W kasie ZUS od dawna brakuje pieniędzy, zaś powrót do niższego wieku emerytalnego może jeszcze bardziej nadwyrężyć system. Do tego wzrastać będzie liczba emerytów, a pracujących będzie coraz mniej. W końcu system może się zawalić i spowodować kryzys.
Aby tego uniknąć, konieczna jest głęboka reforma. "Gazeta Wyborcza" podaje, że dotarła do koncepcji, którą na zlecenie rządu Beaty Szydło opracowano z Zakładzie Ubezpieczeń społecznych.
Podstawą, czyli pierwszym z pięciu filarów proponowanego systemu, jest zapewniona przez państwo i równa dla każdego emerytura obywatelska. Minimalna emerytura miałaby wynosić 1000 zł. Według "Wyborczej" zwolennikami tego rozwiązania są m.in. minister rozwoju i wicepremier Mateusz Morawiecki, a także wicepremier Jarosław Gowin.

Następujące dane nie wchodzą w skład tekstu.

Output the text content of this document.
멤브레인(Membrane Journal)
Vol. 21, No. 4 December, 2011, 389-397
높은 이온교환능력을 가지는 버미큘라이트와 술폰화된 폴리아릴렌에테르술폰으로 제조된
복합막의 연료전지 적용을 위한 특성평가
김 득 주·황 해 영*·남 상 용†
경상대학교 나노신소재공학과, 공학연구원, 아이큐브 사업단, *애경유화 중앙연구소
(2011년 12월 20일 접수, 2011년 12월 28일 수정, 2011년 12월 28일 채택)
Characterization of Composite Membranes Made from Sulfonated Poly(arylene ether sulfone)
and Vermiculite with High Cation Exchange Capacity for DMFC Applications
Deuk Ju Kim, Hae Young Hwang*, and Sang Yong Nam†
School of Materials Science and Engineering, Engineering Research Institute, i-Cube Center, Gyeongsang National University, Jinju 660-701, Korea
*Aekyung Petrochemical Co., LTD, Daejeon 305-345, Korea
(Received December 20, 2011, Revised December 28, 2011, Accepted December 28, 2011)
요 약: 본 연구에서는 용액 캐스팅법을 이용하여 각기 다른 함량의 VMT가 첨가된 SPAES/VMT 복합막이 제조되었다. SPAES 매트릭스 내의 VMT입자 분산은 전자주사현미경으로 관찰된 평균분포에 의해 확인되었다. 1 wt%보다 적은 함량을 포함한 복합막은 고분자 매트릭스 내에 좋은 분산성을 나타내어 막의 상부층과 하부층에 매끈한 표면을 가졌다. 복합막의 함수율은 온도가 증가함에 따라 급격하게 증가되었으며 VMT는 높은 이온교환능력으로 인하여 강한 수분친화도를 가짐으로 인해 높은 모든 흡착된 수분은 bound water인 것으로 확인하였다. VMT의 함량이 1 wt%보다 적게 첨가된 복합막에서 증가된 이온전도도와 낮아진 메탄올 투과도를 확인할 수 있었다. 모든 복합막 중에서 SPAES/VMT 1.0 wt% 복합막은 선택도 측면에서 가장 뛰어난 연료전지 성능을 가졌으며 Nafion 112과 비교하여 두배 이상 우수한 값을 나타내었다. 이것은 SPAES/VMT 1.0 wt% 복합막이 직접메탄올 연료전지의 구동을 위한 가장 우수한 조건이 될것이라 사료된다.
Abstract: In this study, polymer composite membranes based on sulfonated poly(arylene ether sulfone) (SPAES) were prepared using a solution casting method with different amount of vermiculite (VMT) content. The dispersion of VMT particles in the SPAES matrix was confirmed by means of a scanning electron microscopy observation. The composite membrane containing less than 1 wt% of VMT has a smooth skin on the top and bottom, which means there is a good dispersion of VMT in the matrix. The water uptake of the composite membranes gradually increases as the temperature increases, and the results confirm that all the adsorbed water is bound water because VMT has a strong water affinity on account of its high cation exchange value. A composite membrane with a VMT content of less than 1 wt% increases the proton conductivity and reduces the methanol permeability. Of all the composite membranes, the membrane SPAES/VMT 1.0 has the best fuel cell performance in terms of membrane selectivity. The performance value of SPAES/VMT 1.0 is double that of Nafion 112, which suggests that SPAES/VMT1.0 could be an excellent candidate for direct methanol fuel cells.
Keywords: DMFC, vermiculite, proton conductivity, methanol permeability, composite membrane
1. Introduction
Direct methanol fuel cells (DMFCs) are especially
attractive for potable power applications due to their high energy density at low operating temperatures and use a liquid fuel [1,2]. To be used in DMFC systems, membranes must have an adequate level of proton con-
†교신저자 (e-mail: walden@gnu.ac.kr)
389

Po tym podstawowym świadczeniu system staje się bardziej skomplikowany. Kolejne cztery filary to: emerytura naliczana od składek z pracy (niższych niż obecnie), Pracownicze Programy Emerytalne (firmy przeznaczałyby część pieniędzy na emerytury pracowników), Indywidualne Konta Emerytalne (fundusze, które przejęłyby pieniądze po OFE), oraz piąty filar - „zabezpieczenie oparte na silnej rodzinie lub innych indywidualnych formach oszczędzania”.